Il problema però è che i comuni potranno anche essere virtuosi e rispettare i listini, ma come fanno a stabilire se la scelta sia stata la migliore? Se si poteva spendere molto meno e risparmiare denaro da destinare ad altre attività? E, inoltre, c’è anche un tema di gestione: «Come pagare i costi dei servizi che sono aumentati, insieme ai canoni degli applicativi in cloud, oltre che delle connessioni alla banda ultralarga? Ogni anno piccoli e grandi comuni si ritroveranno con costi maggiori rispetto al passato», segnala Bussone.
E quando finiranno i fondi del Pnrr saranno dolori considerato che siti e servizi vanno manutenuti e aggiornati, tenendo conto anche del crescente rischio cyber e delle nuove funzionalità rese possibili dall’intelligenza artificiale. «Serviranno risorse aggiuntive, ci lavoreremo già in legge di bilancio – dice ancora Bussone –. E occorre passare a una formula manageriale pubblica che superi la logica del singolo campanile. La frammentazione fa bene a chi ci guadagna, mentre gli enti locali ci perdono. Ma se i comuni si uniscono, possono strappare contratti migliori».
Oltre ai fondi serviranno competenze, altra nota dolente: «Stiamo costruendo grandi infrastrutture per la digitalizzazione della pubblica amministrazione, ma non abbiamo gli “autisti” in grado di guidarle», ha detto l’assessore regionale ai servizi informativi del Friuli Venezia Giulia, Sebastiano Callari – che ha il ruolo di coordinatore vicario della commissione per l'Innovazione tecnologica e la digitalizzazione della Conferenza delle Regioni – nel suo intervento in occasione della presentazione del rapporto.
«Una volta spento il Pnrr rischiamo una dispersione dei progetti avviati che devono invece essere messi a disposizione anche negli anni futuri.

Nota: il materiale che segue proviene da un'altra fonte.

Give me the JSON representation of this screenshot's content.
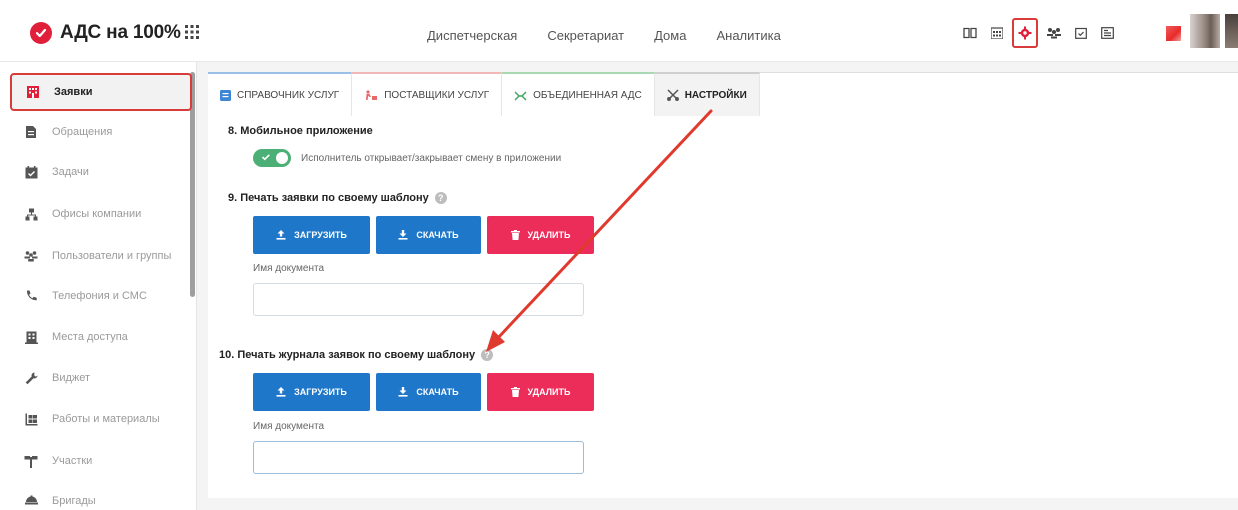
{
  "header": {
    "logo_text": "АДС на 100%",
    "nav": [
      "Диспетчерская",
      "Секретариат",
      "Дома",
      "Аналитика"
    ],
    "icons": [
      "book-icon",
      "calendar-icon",
      "gear-icon",
      "users-icon",
      "calendar-check-icon",
      "newspaper-icon"
    ],
    "active_icon": "gear-icon"
  },
  "sidebar": {
    "items": [
      {
        "label": "Заявки",
        "icon": "building-icon",
        "active": true
      },
      {
        "label": "Обращения",
        "icon": "document-icon",
        "active": false
      },
      {
        "label": "Задачи",
        "icon": "calendar-icon",
        "active": false
      },
      {
        "label": "Офисы компании",
        "icon": "network-icon",
        "active": false
      },
      {
        "label": "Пользователи и группы",
        "icon": "users-icon",
        "active": false
      },
      {
        "label": "Телефония и СМС",
        "icon": "phone-icon",
        "active": false
      },
      {
        "label": "Места доступа",
        "icon": "building-icon",
        "active": false
      },
      {
        "label": "Виджет",
        "icon": "wrench-icon",
        "active": false
      },
      {
        "label": "Работы и материалы",
        "icon": "materials-icon",
        "active": false
      },
      {
        "label": "Участки",
        "icon": "sign-icon",
        "active": false
      },
      {
        "label": "Бригады",
        "icon": "team-icon",
        "active": false
      }
    ]
  },
  "tabs": [
    {
      "label": "Справочник услуг",
      "icon": "list-icon"
    },
    {
      "label": "Поставщики услуг",
      "icon": "delivery-icon"
    },
    {
      "label": "Объединенная АДС",
      "icon": "merge-icon"
    },
    {
      "label": "Настройки",
      "icon": "tools-icon",
      "active": true
    }
  ],
  "sections": {
    "mobile": {
      "title": "8. Мобильное приложение",
      "toggle_label": "Исполнитель открывает/закрывает смену в приложении",
      "toggle_on": true
    },
    "print_request": {
      "title": "9. Печать заявки по своему шаблону",
      "upload": "Загрузить",
      "download": "Скачать",
      "delete": "Удалить",
      "doc_label": "Имя документа",
      "doc_value": ""
    },
    "print_journal": {
      "title": "10. Печать журнала заявок по своему шаблону",
      "upload": "Загрузить",
      "download": "Скачать",
      "delete": "Удалить",
      "doc_label": "Имя документа",
      "doc_value": ""
    }
  },
  "colors": {
    "brand": "#e0203a",
    "primary": "#1f77c9",
    "danger": "#ec2d5a",
    "toggle": "#4caf75",
    "highlight": "#d93a3a"
  }
}
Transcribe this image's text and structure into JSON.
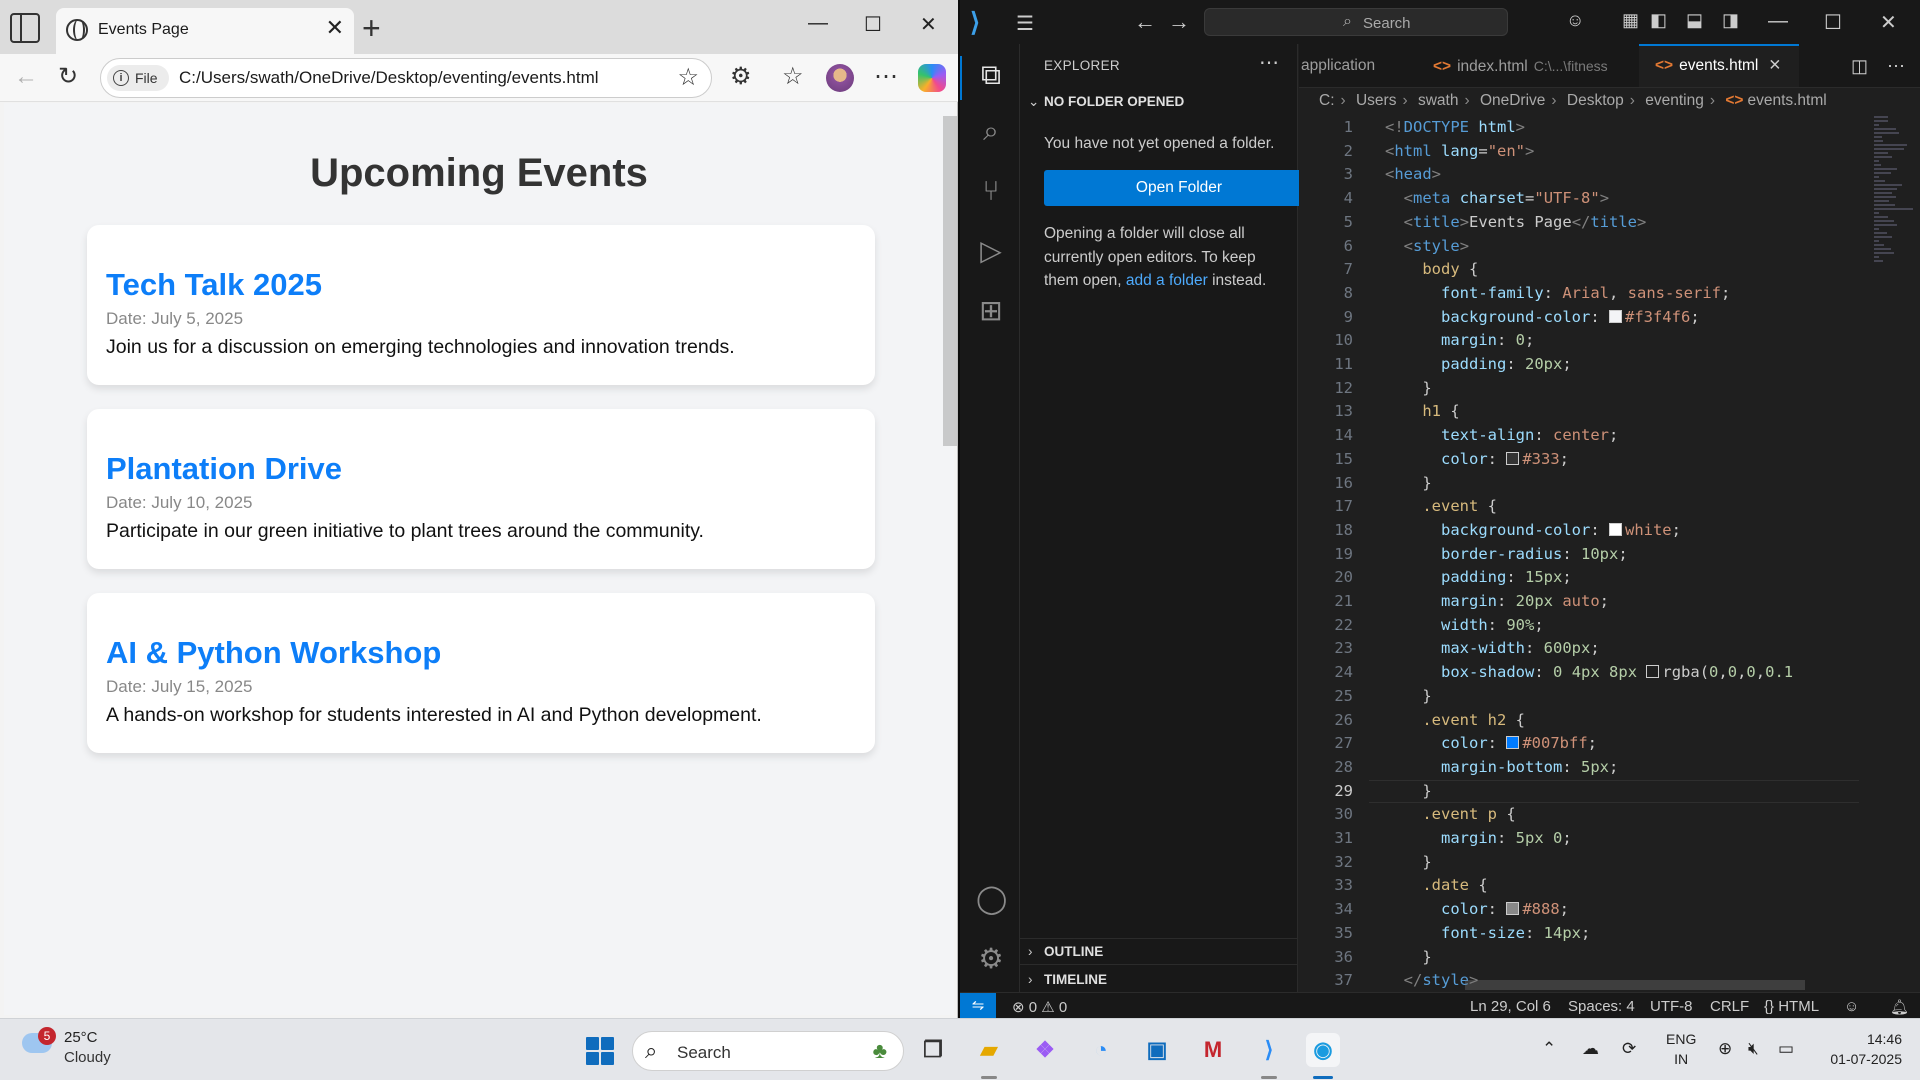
{
  "browser": {
    "tab_title": "Events Page",
    "file_label": "File",
    "url": "C:/Users/swath/OneDrive/Desktop/eventing/events.html",
    "page": {
      "heading": "Upcoming Events",
      "events": [
        {
          "title": "Tech Talk 2025",
          "date": "Date: July 5, 2025",
          "desc": "Join us for a discussion on emerging technologies and innovation trends."
        },
        {
          "title": "Plantation Drive",
          "date": "Date: July 10, 2025",
          "desc": "Participate in our green initiative to plant trees around the community."
        },
        {
          "title": "AI & Python Workshop",
          "date": "Date: July 15, 2025",
          "desc": "A hands-on workshop for students interested in AI and Python development."
        }
      ]
    }
  },
  "vscode": {
    "search_placeholder": "Search",
    "sidebar": {
      "title": "EXPLORER",
      "section_no_folder": "NO FOLDER OPENED",
      "no_folder_text": "You have not yet opened a folder.",
      "open_folder_button": "Open Folder",
      "info_text_1": "Opening a folder will close all currently open editors. To keep them open,",
      "info_link": "add a folder",
      "info_text_2": "instead.",
      "outline": "OUTLINE",
      "timeline": "TIMELINE"
    },
    "tabs": [
      {
        "label": "application",
        "desc": ""
      },
      {
        "label": "index.html",
        "desc": "C:\\...\\fitness"
      },
      {
        "label": "events.html",
        "desc": ""
      }
    ],
    "breadcrumb": [
      "C:",
      "Users",
      "swath",
      "OneDrive",
      "Desktop",
      "eventing",
      "events.html"
    ],
    "current_line": 29,
    "code_lines": [
      [
        [
          "br",
          "<!"
        ],
        [
          "tag",
          "DOCTYPE"
        ],
        [
          "txt",
          " "
        ],
        [
          "attr",
          "html"
        ],
        [
          "br",
          ">"
        ]
      ],
      [
        [
          "br",
          "<"
        ],
        [
          "tag",
          "html"
        ],
        [
          "txt",
          " "
        ],
        [
          "attr",
          "lang"
        ],
        [
          "txt",
          "="
        ],
        [
          "str",
          "\"en\""
        ],
        [
          "br",
          ">"
        ]
      ],
      [
        [
          "br",
          "<"
        ],
        [
          "tag",
          "head"
        ],
        [
          "br",
          ">"
        ]
      ],
      [
        [
          "txt",
          "  "
        ],
        [
          "br",
          "<"
        ],
        [
          "tag",
          "meta"
        ],
        [
          "txt",
          " "
        ],
        [
          "attr",
          "charset"
        ],
        [
          "txt",
          "="
        ],
        [
          "str",
          "\"UTF-8\""
        ],
        [
          "br",
          ">"
        ]
      ],
      [
        [
          "txt",
          "  "
        ],
        [
          "br",
          "<"
        ],
        [
          "tag",
          "title"
        ],
        [
          "br",
          ">"
        ],
        [
          "txt",
          "Events Page"
        ],
        [
          "br",
          "</"
        ],
        [
          "tag",
          "title"
        ],
        [
          "br",
          ">"
        ]
      ],
      [
        [
          "txt",
          "  "
        ],
        [
          "br",
          "<"
        ],
        [
          "tag",
          "style"
        ],
        [
          "br",
          ">"
        ]
      ],
      [
        [
          "txt",
          "    "
        ],
        [
          "sel",
          "body"
        ],
        [
          "txt",
          " {"
        ]
      ],
      [
        [
          "txt",
          "      "
        ],
        [
          "prop",
          "font-family"
        ],
        [
          "txt",
          ": "
        ],
        [
          "val",
          "Arial"
        ],
        [
          "txt",
          ", "
        ],
        [
          "val",
          "sans-serif"
        ],
        [
          "txt",
          ";"
        ]
      ],
      [
        [
          "txt",
          "      "
        ],
        [
          "prop",
          "background-color"
        ],
        [
          "txt",
          ": "
        ],
        [
          "sw",
          "#f3f4f6"
        ],
        [
          "val",
          "#f3f4f6"
        ],
        [
          "txt",
          ";"
        ]
      ],
      [
        [
          "txt",
          "      "
        ],
        [
          "prop",
          "margin"
        ],
        [
          "txt",
          ": "
        ],
        [
          "num",
          "0"
        ],
        [
          "txt",
          ";"
        ]
      ],
      [
        [
          "txt",
          "      "
        ],
        [
          "prop",
          "padding"
        ],
        [
          "txt",
          ": "
        ],
        [
          "num",
          "20px"
        ],
        [
          "txt",
          ";"
        ]
      ],
      [
        [
          "txt",
          "    }"
        ]
      ],
      [
        [
          "txt",
          "    "
        ],
        [
          "sel",
          "h1"
        ],
        [
          "txt",
          " {"
        ]
      ],
      [
        [
          "txt",
          "      "
        ],
        [
          "prop",
          "text-align"
        ],
        [
          "txt",
          ": "
        ],
        [
          "val",
          "center"
        ],
        [
          "txt",
          ";"
        ]
      ],
      [
        [
          "txt",
          "      "
        ],
        [
          "prop",
          "color"
        ],
        [
          "txt",
          ": "
        ],
        [
          "sw",
          "#333333"
        ],
        [
          "val",
          "#333"
        ],
        [
          "txt",
          ";"
        ]
      ],
      [
        [
          "txt",
          "    }"
        ]
      ],
      [
        [
          "txt",
          "    "
        ],
        [
          "sel",
          ".event"
        ],
        [
          "txt",
          " {"
        ]
      ],
      [
        [
          "txt",
          "      "
        ],
        [
          "prop",
          "background-color"
        ],
        [
          "txt",
          ": "
        ],
        [
          "sw",
          "#ffffff"
        ],
        [
          "val",
          "white"
        ],
        [
          "txt",
          ";"
        ]
      ],
      [
        [
          "txt",
          "      "
        ],
        [
          "prop",
          "border-radius"
        ],
        [
          "txt",
          ": "
        ],
        [
          "num",
          "10px"
        ],
        [
          "txt",
          ";"
        ]
      ],
      [
        [
          "txt",
          "      "
        ],
        [
          "prop",
          "padding"
        ],
        [
          "txt",
          ": "
        ],
        [
          "num",
          "15px"
        ],
        [
          "txt",
          ";"
        ]
      ],
      [
        [
          "txt",
          "      "
        ],
        [
          "prop",
          "margin"
        ],
        [
          "txt",
          ": "
        ],
        [
          "num",
          "20px"
        ],
        [
          "txt",
          " "
        ],
        [
          "val",
          "auto"
        ],
        [
          "txt",
          ";"
        ]
      ],
      [
        [
          "txt",
          "      "
        ],
        [
          "prop",
          "width"
        ],
        [
          "txt",
          ": "
        ],
        [
          "num",
          "90%"
        ],
        [
          "txt",
          ";"
        ]
      ],
      [
        [
          "txt",
          "      "
        ],
        [
          "prop",
          "max-width"
        ],
        [
          "txt",
          ": "
        ],
        [
          "num",
          "600px"
        ],
        [
          "txt",
          ";"
        ]
      ],
      [
        [
          "txt",
          "      "
        ],
        [
          "prop",
          "box-shadow"
        ],
        [
          "txt",
          ": "
        ],
        [
          "num",
          "0"
        ],
        [
          "txt",
          " "
        ],
        [
          "num",
          "4px"
        ],
        [
          "txt",
          " "
        ],
        [
          "num",
          "8px"
        ],
        [
          "txt",
          " "
        ],
        [
          "sw",
          "#1f1f1f"
        ],
        [
          "txt",
          "rgba("
        ],
        [
          "num",
          "0"
        ],
        [
          "txt",
          ","
        ],
        [
          "num",
          "0"
        ],
        [
          "txt",
          ","
        ],
        [
          "num",
          "0"
        ],
        [
          "txt",
          ","
        ],
        [
          "num",
          "0.1"
        ]
      ],
      [
        [
          "txt",
          "    }"
        ]
      ],
      [
        [
          "txt",
          "    "
        ],
        [
          "sel",
          ".event h2"
        ],
        [
          "txt",
          " {"
        ]
      ],
      [
        [
          "txt",
          "      "
        ],
        [
          "prop",
          "color"
        ],
        [
          "txt",
          ": "
        ],
        [
          "sw",
          "#007bff"
        ],
        [
          "val",
          "#007bff"
        ],
        [
          "txt",
          ";"
        ]
      ],
      [
        [
          "txt",
          "      "
        ],
        [
          "prop",
          "margin-bottom"
        ],
        [
          "txt",
          ": "
        ],
        [
          "num",
          "5px"
        ],
        [
          "txt",
          ";"
        ]
      ],
      [
        [
          "txt",
          "    }"
        ]
      ],
      [
        [
          "txt",
          "    "
        ],
        [
          "sel",
          ".event p"
        ],
        [
          "txt",
          " {"
        ]
      ],
      [
        [
          "txt",
          "      "
        ],
        [
          "prop",
          "margin"
        ],
        [
          "txt",
          ": "
        ],
        [
          "num",
          "5px"
        ],
        [
          "txt",
          " "
        ],
        [
          "num",
          "0"
        ],
        [
          "txt",
          ";"
        ]
      ],
      [
        [
          "txt",
          "    }"
        ]
      ],
      [
        [
          "txt",
          "    "
        ],
        [
          "sel",
          ".date"
        ],
        [
          "txt",
          " {"
        ]
      ],
      [
        [
          "txt",
          "      "
        ],
        [
          "prop",
          "color"
        ],
        [
          "txt",
          ": "
        ],
        [
          "sw",
          "#888888"
        ],
        [
          "val",
          "#888"
        ],
        [
          "txt",
          ";"
        ]
      ],
      [
        [
          "txt",
          "      "
        ],
        [
          "prop",
          "font-size"
        ],
        [
          "txt",
          ": "
        ],
        [
          "num",
          "14px"
        ],
        [
          "txt",
          ";"
        ]
      ],
      [
        [
          "txt",
          "    }"
        ]
      ],
      [
        [
          "txt",
          "  "
        ],
        [
          "br",
          "</"
        ],
        [
          "tag",
          "style"
        ],
        [
          "br",
          ">"
        ]
      ]
    ],
    "status": {
      "errors": "0",
      "warnings": "0",
      "position": "Ln 29, Col 6",
      "spaces": "Spaces: 4",
      "encoding": "UTF-8",
      "eol": "CRLF",
      "language": "HTML"
    }
  },
  "taskbar": {
    "weather_badge": "5",
    "temperature": "25°C",
    "condition": "Cloudy",
    "search_placeholder": "Search",
    "lang_1": "ENG",
    "lang_2": "IN",
    "time": "14:46",
    "date": "01-07-2025"
  }
}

Per questo è necessario personale qualificato nei comuni e una più ampia alfabetizzazione dei cittadini». Peraltro nello stesso rapporto si evidenzia che a prescindere dalla dimensione demografica dei comuni, la carenza di risorse economiche e risorse umane competenti rappresentano le principali barriere al processo di trasformazione digitale. E addirittura sono le città più grandi a segnalare che la mancanza di competenze e la difficoltà a trattenerle sono i maggiori ostacoli sul cammino.